The Plain Language Renders an Absurd and Unjust Result and it's Ambiguous. The HSC noted that the plain and literal language of the term "original judgment" meant the first judgment rendered by the court. Unlike the ICA, however, the HSC concluded that the literal application of the statute lead to absurd and unjust results. See State v. Lagat, 97 Hawai'i 492, 499, 40 P.3d 894, 901 (2002). According to the HSC, it would be absurd because the statute of limitations would apply to simply the first judgment, even if that first judgment did not resolve any claims ruled upon by a later judgment. Thus, it would arbitrarily confer more rights on the party who obtained that first judgment than other parties. Moreover, the HSC noted that a "judgment" must be construed as a valid one. That means that when the first judgment has been vacated or reversed, which happened here, it cannot be considered valid and should not be considered the "original judgment."

"Original Judgment" is not the first one, but the first one that Creates Rights and Responsibilities. The HSC rejected the ICA's conclusion that the term "original judgment" was clear and unambiguous. Gillian v. Gov't Employees Ins. Co., 119 Hawai'i at 117, 194 P.3d at 1079 ("statute is ambiguous if it is capable of being understood by reasonably well-informed people in two or more different senses."). When a statute is ambiguous, the court can turn to extrinsic aids, like legislative history and the law may be construed in pari materia. In re Water Application Permits, 94 Hawai'i 97, 144, 9 P.3d 409, 456 (2000).

The HSC examined the legislative history and concluded that the purpose of HRS § 657-5 is to prevent a party from trying to extend a judgment more than 10 years after the judgment was entered. According to the HSC, a judgment is rendered when the parties (1) are aware of their rights and responsibilities created by the judgment and (2) the parties can enforce these rights. This brought it back to the initial problem: what does "original judgment" mean? The HSC held that based on the construction of similar statutes of limitations in HRS chapter 657, the "original judgment" is "the judgment that creates the rights and responsibilities that the moving party is seeking to enforce and extend."

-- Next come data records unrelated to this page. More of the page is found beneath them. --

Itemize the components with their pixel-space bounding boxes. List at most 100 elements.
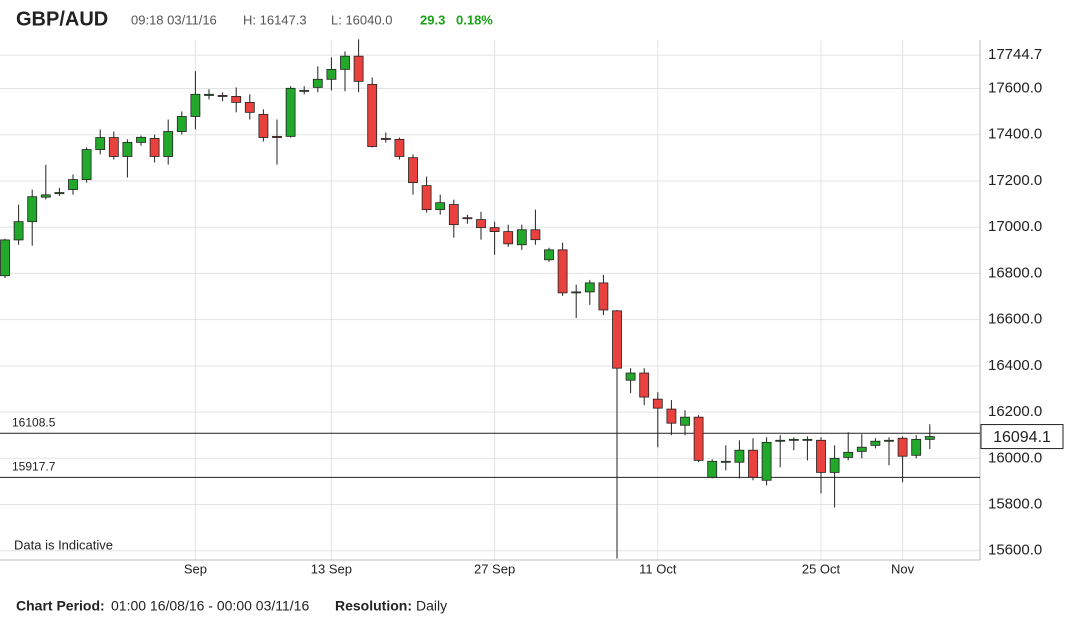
candle-body [489,227,500,232]
candle-body [802,438,813,441]
candle-body [13,221,24,241]
candle-body [666,408,677,424]
candle-body [924,436,935,440]
candle-body [476,219,486,229]
candle-body [258,114,269,138]
y-tick-label: 16800.0 [988,264,1042,281]
candle-body [748,449,758,478]
candle-body [503,231,514,245]
resolution-label: Resolution: [335,598,412,614]
period: 01:00 16/08/16 - 00:00 03/11/16 [111,598,309,614]
candle-body [394,138,405,157]
last-price-box [980,424,1064,450]
note: Data is Indicative [14,537,113,552]
level-label: 15917.7 [12,460,56,474]
change: 29.3 [420,12,445,27]
candle-body [149,138,160,157]
candle-body [190,93,201,117]
candle-body [421,185,432,211]
high: H: 16147.3 [243,12,307,27]
candle-body [285,87,296,137]
low: L: 16040.0 [331,12,392,27]
candle-body [40,194,51,198]
y-tick-label: 15800.0 [988,496,1042,513]
candle-body [693,416,704,461]
candle-body [122,141,133,157]
candle-body [856,446,867,452]
resolution: Daily [416,598,447,614]
candle-body [584,282,595,293]
candle-body [530,229,541,241]
x-tick-label: 27 Sep [474,561,515,576]
candle-body [176,116,187,132]
candle-body [353,55,364,82]
period-label: Chart Period: [16,598,105,614]
y-tick-label: 15600.0 [988,542,1042,559]
candle-body [571,291,582,294]
y-tick-label: 16400.0 [988,357,1042,374]
y-tick-label: 16200.0 [988,403,1042,420]
candle-body [108,137,119,157]
candle-body [27,196,38,223]
x-tick-label: 13 Sep [311,561,352,576]
candle-body [843,451,854,458]
candle-body [761,441,772,481]
y-tick-label: 17000.0 [988,218,1042,235]
candle-body [870,440,881,446]
candle-body [231,95,242,103]
candle-body [204,93,214,96]
candle-body [707,460,718,478]
candle-body [884,439,894,442]
candle-body [244,102,255,113]
candle-body [816,439,826,473]
candle-body [136,136,146,143]
time: 09:18 03/11/16 [131,12,217,27]
last-price-label: 16094.1 [993,429,1051,446]
candle-body [544,249,554,261]
x-tick-label: Nov [891,561,915,576]
x-tick-label: Sep [184,561,207,576]
candle-body [299,89,310,92]
level-label: 16108.5 [12,415,56,429]
symbol: GBP/AUD [16,8,108,30]
candle-body [326,68,337,80]
candle-body [435,202,446,211]
candle-body [217,95,228,97]
candle-body [95,137,106,150]
candle-body [340,55,350,70]
candle-body [598,282,609,311]
candle-body [557,249,568,294]
candle-body [68,179,78,190]
candle-body [163,131,174,157]
candle-body [408,157,418,183]
candle-body [0,239,10,277]
candle-body [367,83,378,147]
candle-body [720,460,731,463]
candle-body [911,438,922,456]
change-pct: 0.18% [456,12,493,27]
y-tick-label: 17600.0 [988,80,1042,97]
y-tick-label: 16600.0 [988,311,1042,328]
candle-body [54,192,65,195]
candle-body [775,439,786,442]
candle-body [380,138,391,140]
candle-body [312,78,323,88]
candle-body [625,372,636,381]
candle-body [734,449,745,463]
candle-body [272,135,282,138]
candle-body [612,310,622,369]
candle-body [448,204,459,226]
candle-body [462,217,473,220]
y-tick-label: 17744.7 [988,46,1042,63]
candle-body [516,229,527,246]
candle-body [897,437,908,457]
candle-body [788,438,799,441]
y-tick-label: 17200.0 [988,172,1042,189]
x-tick-label: 25 Oct [802,561,841,576]
candle-body [639,372,650,398]
candle-body [81,149,92,180]
candle-body [652,398,663,409]
y-tick-label: 17400.0 [988,126,1042,143]
candle-body [680,416,690,426]
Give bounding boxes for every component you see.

A new Frontier of Problems. Whether a judgment is the "original" one depends entirely on the party seeking the extension under HRS § 657-5. It means that, as the HSC recognized in a footnote, that there can be more than one "original judgment." It also means that an amended judgment may be the "original" one depending on the kind of amendment. When the amendment is "material and substantial" so that it creates the rights that the party wants to extend, the ten-year clock under HRS § 657-5 begins at the time of the amendment because the rights did not exist before it. See, e.g., Poe v. Hawai'i Labor Relations Bd., 98 Hawai'i 416, 418, 49 P.3d 382, 384 (2002).

Nunc pro tunc Orders may be "Original Judgments" too. The HSC held that a judgment entered nunc pro tunc may be the "original judgment" as long as it changed a prior order in a material or substantial way. It does not otherwise change the date of the "original judgment." Rather, if the nunc pro tunc order created rights or responsibilities that were not there before, then it becomes the "original judgment." In this case, the 4th amended judgment added a simple paragraph: "the court expressly determines that there is no just reason for delay and expressly directs for the entry of judgment." This, according to the HSC, is not a material or substantial change, so the "original judgment" for Roxas was the 3d amended judgment.

The circuit court, however, extended 2d amended judgment until October 19, 2019 and the 4th amended judgment to September 5, 2021. The first, according to the HSC, was fine. The other extension, however, was improper. The date the "original judgment" was entered for the 4th amended judgment was on June 26, 2000. A judgment cannot be extended beyond twenty years. HRS § 657-5 and so the circuit court erred in extending the judgment beyond June 25, 2020.